Separate from the Gettysburg Foundation's tours, the park service offers park ranger programs at no cost. The ranger-led hikes, walks and talks vary in length and change seasonally. These guided tours of the battlefield can range from 45 minutes to two hours and begin and end at various locations in the park. A self-guided audio and driving tour from the visitor center is another option.

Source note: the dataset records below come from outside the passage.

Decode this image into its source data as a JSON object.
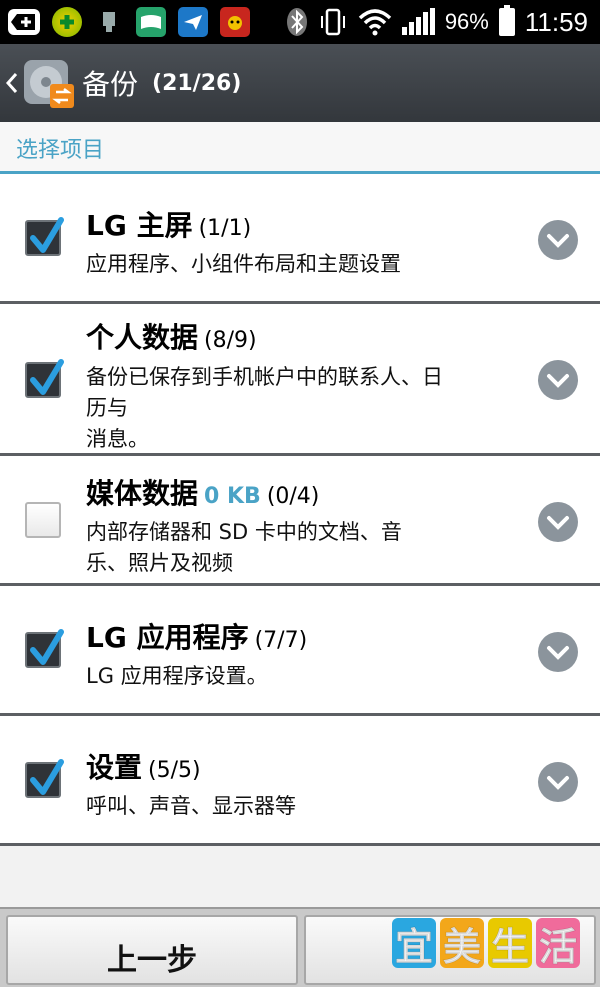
{
  "status_bar": {
    "battery": "96%",
    "time": "11:59",
    "icons_left": [
      "add-icon",
      "app-icon-green",
      "usb-icon",
      "app-icon-book",
      "bird-icon",
      "app-icon-red"
    ],
    "icons_right": [
      "bluetooth-icon",
      "vibrate-icon",
      "wifi-icon",
      "signal-icon",
      "battery-icon"
    ]
  },
  "action_bar": {
    "title": "备份",
    "count": "(21/26)"
  },
  "section": {
    "header": "选择项目"
  },
  "items": [
    {
      "title": "LG 主屏",
      "count": "(1/1)",
      "description": "应用程序、小组件布局和主题设置",
      "checked": true
    },
    {
      "title": "个人数据",
      "count": "(8/9)",
      "description_lines": [
        "备份已保存到手机帐户中的联系人、日",
        "历与",
        "消息。"
      ],
      "checked": true
    },
    {
      "title": "媒体数据",
      "size": "0 KB",
      "count": "(0/4)",
      "description_lines": [
        "内部存储器和 SD 卡中的文档、音",
        "乐、照片及视频"
      ],
      "checked": false
    },
    {
      "title": "LG 应用程序",
      "count": "(7/7)",
      "description": "LG 应用程序设置。",
      "checked": true
    },
    {
      "title": "设置",
      "count": "(5/5)",
      "description": "呼叫、声音、显示器等",
      "checked": true
    }
  ],
  "bottom_bar": {
    "prev_label": "上一步",
    "watermark": [
      "宜",
      "美",
      "生",
      "活"
    ]
  },
  "colors": {
    "accent": "#4aa3c6",
    "actionbar": "#3d4247",
    "divider": "#5c5f63",
    "expand_button": "#8b949c"
  }
}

Many Gettysburg visitors describe it as a very emotional experience. Visitors typically recommend stopping by the museum first rather than trying to explore the park without the introduction and orientation the museum provides. The tour guides are esteemed for their historical knowledge and insight, as are the park rangers.

Getting There

Drivers coming from the north or south can take Route 15 to Route 97 (also called Baltimore Pike) and head northwest to the visitor center. Those arriving from east or west of the park can take Route 30 to Route 97 and follow the signs. Free on-site parking is available.

Those staying in Gettysburg should utilize Freedom Transit, the city's local public transportation system, which operates three routes to the park's museum and visitor center. Information regarding fares, routes and schedules is available at the Freedom Transit website.